About the Mind/Brain Institute
The Zanvyl Krieger Mind/Brain Institute (MBI) is a free standing institute at the Johns Hopkins University with strong connections to the Krieger School of Arts and Sciences and to the School of Medicine. The MBI is dedicated to the study of the neural mechanisms of higher brain functions using modern neurophysiological, anatomical, and computational techniques.
The Mind/Brain Institute was created in 1994 with a generous gift from Zanvyl Krieger, to address the great scientific question of the 21st century: How does neural activity in the brain give rise to mental phenomena? We combine state of the art experimental techniques for measuring neural activity with linear/nonlinear mathematical modeling on large computer clusters. Our goal is to understand, at the most fundamental, algorithmic level, how the brain processes information about the world to generate perception, knowledge, decision, and action.
- How does the brain synthesize fragmentary visual image cues into coherent object representations? How does the brain segregate cluttered visual images into regions corresponding to real-world objects? How is object identity maintained across time as objects and observers move?
- How does the brain represent complex object information, like 3D shape? How are those representations used to evaluate, remember, and interact with objects? What is the neural basis for object aesthetics?
- How does attention focus information processing on objects of current interest? How does attention bind together object information from different parts of the brain?
- How does the brain represent space? How do these representations enable navigation and spatial memory?

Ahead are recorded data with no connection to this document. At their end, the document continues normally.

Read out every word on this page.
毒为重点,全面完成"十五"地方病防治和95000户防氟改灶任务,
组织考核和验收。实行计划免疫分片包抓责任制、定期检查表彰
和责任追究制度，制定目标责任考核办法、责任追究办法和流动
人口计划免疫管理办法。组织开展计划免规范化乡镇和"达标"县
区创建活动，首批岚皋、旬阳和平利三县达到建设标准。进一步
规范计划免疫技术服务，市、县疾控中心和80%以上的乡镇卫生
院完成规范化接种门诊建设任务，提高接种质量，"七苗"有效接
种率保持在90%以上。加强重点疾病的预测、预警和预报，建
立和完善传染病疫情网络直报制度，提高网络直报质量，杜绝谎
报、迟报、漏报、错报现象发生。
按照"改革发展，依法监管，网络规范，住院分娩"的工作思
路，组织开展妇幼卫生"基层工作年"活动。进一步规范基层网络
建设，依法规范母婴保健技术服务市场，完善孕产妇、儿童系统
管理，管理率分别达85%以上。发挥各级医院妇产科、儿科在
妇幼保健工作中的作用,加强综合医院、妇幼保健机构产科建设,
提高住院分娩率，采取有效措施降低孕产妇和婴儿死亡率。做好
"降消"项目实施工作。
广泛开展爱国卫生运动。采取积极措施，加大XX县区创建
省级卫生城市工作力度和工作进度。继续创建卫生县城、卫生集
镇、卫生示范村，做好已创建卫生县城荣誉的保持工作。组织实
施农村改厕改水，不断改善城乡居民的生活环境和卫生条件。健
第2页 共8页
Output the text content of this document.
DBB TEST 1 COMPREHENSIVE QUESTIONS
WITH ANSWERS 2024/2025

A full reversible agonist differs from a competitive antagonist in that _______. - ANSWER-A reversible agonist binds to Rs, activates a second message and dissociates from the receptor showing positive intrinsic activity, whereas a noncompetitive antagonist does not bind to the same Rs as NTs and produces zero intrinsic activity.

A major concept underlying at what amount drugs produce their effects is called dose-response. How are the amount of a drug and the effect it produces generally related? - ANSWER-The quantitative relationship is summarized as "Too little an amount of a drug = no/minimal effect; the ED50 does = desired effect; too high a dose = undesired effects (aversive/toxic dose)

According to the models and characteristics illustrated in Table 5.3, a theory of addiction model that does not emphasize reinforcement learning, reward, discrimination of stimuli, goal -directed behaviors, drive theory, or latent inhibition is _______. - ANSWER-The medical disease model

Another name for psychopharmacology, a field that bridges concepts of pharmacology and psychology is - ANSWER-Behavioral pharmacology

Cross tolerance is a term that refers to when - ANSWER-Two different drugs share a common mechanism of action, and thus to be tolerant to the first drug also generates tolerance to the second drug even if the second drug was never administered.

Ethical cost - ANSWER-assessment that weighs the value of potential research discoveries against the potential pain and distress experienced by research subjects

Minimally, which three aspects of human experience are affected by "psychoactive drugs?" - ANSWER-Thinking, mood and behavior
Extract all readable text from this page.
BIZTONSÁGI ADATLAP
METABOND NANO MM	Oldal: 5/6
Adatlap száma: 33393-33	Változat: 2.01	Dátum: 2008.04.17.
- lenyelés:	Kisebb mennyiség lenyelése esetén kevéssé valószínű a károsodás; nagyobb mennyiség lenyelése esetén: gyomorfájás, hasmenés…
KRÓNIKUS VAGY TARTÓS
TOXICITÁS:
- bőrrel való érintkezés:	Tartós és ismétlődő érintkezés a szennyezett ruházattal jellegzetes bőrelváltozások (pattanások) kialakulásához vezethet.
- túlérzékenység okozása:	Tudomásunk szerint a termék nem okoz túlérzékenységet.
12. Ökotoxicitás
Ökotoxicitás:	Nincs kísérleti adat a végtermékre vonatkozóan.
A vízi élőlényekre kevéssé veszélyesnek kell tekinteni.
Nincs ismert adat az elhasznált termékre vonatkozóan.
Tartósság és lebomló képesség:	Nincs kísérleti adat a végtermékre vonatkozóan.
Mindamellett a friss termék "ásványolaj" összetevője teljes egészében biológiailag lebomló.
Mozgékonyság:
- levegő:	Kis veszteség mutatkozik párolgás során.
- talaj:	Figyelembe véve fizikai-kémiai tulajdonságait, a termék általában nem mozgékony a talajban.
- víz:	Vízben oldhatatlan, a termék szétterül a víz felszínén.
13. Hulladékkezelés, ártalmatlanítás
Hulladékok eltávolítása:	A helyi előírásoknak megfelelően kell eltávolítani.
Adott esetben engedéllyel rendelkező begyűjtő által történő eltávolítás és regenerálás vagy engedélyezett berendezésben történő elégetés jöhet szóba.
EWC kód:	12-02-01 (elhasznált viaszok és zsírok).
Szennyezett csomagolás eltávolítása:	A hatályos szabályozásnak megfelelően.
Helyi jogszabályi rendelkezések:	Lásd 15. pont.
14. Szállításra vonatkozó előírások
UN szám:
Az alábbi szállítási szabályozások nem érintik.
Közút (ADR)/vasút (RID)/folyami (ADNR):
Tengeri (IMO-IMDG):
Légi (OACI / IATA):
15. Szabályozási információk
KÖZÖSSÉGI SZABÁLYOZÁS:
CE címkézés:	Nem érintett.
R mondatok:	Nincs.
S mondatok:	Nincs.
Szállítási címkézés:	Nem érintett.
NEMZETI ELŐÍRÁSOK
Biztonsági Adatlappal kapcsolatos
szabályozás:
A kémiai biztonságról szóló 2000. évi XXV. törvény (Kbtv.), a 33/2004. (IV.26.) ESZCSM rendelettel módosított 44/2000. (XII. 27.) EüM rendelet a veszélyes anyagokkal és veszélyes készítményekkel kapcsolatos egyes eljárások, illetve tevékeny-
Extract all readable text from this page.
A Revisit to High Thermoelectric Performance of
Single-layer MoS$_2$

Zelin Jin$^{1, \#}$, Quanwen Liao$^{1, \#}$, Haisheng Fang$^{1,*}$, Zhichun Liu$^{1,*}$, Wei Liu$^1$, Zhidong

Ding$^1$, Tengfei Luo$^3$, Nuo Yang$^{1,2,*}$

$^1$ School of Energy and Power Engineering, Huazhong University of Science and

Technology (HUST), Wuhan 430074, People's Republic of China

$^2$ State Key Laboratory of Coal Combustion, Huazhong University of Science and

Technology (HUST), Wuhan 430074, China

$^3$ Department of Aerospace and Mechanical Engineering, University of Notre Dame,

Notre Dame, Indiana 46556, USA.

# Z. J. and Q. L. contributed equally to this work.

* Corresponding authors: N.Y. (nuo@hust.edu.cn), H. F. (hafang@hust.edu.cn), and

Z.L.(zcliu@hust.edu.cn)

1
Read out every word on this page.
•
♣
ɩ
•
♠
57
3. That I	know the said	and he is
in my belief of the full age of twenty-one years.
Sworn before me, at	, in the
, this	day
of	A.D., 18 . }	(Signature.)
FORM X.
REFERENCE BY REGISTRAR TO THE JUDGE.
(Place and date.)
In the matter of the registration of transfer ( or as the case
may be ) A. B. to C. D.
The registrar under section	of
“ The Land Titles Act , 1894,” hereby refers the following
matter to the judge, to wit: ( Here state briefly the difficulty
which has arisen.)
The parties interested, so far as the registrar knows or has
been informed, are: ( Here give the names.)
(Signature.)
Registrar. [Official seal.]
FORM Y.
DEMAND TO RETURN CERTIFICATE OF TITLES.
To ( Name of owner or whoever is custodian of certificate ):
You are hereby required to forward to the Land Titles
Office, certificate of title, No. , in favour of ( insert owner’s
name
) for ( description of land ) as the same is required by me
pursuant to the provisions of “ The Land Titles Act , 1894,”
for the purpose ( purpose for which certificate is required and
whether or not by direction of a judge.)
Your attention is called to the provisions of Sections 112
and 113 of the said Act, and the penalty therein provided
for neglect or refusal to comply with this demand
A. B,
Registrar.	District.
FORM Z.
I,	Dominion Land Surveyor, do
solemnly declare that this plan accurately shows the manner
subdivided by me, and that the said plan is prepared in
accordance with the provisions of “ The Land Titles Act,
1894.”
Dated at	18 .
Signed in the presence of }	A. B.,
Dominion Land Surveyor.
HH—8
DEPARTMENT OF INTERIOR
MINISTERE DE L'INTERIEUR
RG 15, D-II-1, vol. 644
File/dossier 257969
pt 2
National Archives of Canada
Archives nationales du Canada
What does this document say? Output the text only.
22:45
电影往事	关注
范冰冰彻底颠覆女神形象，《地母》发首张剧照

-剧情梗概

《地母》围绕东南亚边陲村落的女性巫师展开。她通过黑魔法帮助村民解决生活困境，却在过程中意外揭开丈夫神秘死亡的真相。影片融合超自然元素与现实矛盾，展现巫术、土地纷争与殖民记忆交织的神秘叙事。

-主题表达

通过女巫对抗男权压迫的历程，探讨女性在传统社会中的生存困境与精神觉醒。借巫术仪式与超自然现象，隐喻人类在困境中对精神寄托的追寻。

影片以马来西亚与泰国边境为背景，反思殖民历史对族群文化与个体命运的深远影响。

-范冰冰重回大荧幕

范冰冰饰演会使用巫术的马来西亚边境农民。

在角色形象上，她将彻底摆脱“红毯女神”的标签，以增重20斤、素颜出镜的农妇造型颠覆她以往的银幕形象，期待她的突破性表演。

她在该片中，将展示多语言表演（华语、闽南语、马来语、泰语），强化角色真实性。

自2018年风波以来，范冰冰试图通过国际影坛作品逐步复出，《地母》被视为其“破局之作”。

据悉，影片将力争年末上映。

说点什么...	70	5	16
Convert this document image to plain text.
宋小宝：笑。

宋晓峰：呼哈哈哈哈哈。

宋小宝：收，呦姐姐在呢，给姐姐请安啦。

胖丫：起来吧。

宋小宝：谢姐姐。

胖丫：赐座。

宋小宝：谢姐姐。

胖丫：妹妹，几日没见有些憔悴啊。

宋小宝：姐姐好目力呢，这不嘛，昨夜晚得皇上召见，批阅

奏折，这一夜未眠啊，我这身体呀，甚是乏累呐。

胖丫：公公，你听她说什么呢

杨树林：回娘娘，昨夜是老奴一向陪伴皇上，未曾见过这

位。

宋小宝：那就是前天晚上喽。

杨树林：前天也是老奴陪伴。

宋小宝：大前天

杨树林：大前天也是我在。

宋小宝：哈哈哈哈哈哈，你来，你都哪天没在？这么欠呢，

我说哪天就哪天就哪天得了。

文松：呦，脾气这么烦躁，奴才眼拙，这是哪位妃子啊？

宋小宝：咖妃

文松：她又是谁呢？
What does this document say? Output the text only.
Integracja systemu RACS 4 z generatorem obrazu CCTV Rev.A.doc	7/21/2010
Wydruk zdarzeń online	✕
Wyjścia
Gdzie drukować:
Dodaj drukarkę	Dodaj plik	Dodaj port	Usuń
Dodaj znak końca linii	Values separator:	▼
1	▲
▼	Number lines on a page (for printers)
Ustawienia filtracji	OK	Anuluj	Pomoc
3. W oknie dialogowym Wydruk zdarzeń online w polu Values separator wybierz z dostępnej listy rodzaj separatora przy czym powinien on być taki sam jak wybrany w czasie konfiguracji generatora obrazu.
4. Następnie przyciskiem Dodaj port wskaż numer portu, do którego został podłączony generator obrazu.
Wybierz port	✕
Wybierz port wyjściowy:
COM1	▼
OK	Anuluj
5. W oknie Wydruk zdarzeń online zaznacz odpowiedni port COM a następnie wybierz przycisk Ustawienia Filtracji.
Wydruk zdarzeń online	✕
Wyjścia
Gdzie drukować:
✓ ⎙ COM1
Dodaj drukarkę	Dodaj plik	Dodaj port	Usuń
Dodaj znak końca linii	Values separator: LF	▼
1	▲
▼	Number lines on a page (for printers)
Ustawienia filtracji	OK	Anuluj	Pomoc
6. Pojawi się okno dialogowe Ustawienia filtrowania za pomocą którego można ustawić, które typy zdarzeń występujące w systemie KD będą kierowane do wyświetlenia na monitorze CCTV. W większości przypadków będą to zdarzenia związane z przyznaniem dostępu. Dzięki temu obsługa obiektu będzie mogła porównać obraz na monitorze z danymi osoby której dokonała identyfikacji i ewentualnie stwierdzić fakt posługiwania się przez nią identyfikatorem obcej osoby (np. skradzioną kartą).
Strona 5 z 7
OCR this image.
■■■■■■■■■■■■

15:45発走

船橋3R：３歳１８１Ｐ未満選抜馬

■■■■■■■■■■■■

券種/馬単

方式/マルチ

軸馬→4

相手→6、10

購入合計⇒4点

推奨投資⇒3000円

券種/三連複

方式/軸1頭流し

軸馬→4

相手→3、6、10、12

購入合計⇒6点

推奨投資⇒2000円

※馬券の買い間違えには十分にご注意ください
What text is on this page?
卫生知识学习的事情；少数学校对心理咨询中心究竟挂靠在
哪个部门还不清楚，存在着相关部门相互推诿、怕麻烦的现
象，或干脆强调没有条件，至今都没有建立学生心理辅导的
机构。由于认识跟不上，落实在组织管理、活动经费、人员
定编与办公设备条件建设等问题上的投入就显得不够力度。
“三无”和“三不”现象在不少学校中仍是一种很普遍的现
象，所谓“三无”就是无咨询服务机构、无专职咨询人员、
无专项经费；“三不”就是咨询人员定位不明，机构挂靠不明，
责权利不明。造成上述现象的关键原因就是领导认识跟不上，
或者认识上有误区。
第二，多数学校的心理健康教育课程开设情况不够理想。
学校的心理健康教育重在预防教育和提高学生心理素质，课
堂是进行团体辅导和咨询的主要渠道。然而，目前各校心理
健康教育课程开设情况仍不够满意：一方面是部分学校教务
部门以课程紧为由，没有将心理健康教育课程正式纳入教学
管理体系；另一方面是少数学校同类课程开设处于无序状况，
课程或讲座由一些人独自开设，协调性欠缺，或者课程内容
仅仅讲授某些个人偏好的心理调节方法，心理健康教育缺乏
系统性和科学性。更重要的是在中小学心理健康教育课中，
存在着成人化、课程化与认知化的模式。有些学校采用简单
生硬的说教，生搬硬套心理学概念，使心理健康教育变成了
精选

- How does the brain interpret tactile information from the skin? How is that information used to grasp, recognize, and manipulate objects? How could brain-machine interfaces restore these functions following amputation or paralysis?
- How does the brain integrate external and internal information to generate cognitive decisions? How are actions initiated or inhibited? How is risk evaluated and factored into decision-making?Neuroscience Education
The MBI has played an important role in the establishment of an undergraduate neuroscience major, which now has the third largest enrollment in the Krieger School of Arts and Sciences, and it is currently working to help establish a university wide graduate program in neuroscience and cognition.